The symbolist poetry in England came into prominence with the appearance of T. S. Eliot’s The Waste Land. But it had actually started right during the Victorian Age, which is evident from the poetry of Gerard Manley Hopkins (1844-89), a Jesuit priest whose poems were published thirty years after his death. It was the poetry of Hopkins and T. S. Eliot which exerted the greatest influence on English poetry between the two wars.
The technique of the symbolist is impressionistic and not representational. In order to prevent any obstruction in the way of emotive suggestion by any direct statement of experience, he gives a covering of obscurity to his meaning. There is also in symbolist poetry a strong element of charm or incantation woven by the music of words.
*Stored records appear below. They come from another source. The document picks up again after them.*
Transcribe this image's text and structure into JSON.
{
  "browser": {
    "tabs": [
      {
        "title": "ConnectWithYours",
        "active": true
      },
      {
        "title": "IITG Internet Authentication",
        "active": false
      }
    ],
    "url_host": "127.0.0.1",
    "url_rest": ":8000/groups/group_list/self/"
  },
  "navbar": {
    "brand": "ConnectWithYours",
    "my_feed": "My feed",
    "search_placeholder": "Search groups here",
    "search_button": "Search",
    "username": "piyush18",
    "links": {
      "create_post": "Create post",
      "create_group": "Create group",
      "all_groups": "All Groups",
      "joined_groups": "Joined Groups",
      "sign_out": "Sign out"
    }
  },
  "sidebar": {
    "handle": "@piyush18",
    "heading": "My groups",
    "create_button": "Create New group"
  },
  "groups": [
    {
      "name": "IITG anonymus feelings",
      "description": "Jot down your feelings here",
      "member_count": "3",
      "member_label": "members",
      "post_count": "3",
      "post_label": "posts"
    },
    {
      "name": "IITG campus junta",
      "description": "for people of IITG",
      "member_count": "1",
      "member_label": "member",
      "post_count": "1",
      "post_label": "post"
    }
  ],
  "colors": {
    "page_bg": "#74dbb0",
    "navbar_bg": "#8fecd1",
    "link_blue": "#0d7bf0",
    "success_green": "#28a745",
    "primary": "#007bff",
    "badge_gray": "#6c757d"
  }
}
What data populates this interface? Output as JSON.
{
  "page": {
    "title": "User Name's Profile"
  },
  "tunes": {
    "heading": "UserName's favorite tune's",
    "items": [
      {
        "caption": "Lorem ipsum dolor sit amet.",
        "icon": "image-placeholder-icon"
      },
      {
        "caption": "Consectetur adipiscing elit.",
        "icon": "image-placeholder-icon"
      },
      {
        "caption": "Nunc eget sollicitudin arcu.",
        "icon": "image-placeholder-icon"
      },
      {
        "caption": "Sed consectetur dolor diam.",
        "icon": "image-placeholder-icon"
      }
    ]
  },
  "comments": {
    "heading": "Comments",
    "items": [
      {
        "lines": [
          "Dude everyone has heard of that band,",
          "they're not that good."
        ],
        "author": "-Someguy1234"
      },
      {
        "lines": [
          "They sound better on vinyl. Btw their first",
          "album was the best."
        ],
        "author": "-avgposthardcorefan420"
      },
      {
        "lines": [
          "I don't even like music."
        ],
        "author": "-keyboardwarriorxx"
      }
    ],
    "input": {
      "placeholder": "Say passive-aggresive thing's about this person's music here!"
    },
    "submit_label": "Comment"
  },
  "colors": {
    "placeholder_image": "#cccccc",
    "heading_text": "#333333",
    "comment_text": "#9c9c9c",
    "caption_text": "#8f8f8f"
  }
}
Repetition is often resorted to by the symbolist poets as we find in Tennyson’s The Marriage of Geraint:
Forgetful of his promise to the king
Forgetful of the falcon and the hunt,
Forgetful of the tilt and tournament,
Forgetful of his glory and his name
Forgetful of the princedom and its cares.
But the repetitive rhythms which the symbolists use have in them a hypnotic quality. They also recall the texture of dreams of the subconscious states of mind, and because of absence of punctuation they can express the continuous “stream of consciousness”.
The symbolists also give more importance to the subjective vision of an object or situation rather than the object or the situation itself. Moreover, unlike the Romantics who create beauty out of things which are conventionally beautiful, like natural objects, works of art etc., the symbolists find beauty in every detail of normal day-to-day life. Naturally to accomplish that and create beauty out of such prosaic material requires a higher quality of art and a more sensitive approach to life. Moreover, besides including all sorts of objects and situations in the poetical fold, the symbolist has broken fresh grounds in language also. He considers that every word in the language has a potentiality for being used in poetry as well in prose. For him the language of poetry is not different from that of prose. As he uses all sorts of words which were never used in poetry by the Romantics, the symbolist has to invent a new prosody to accommodate such words as were banned previously from the domain of poetry. Thus the symbolist does not consider any particular topic, diction or rhythm specially privileged to be used in poetry.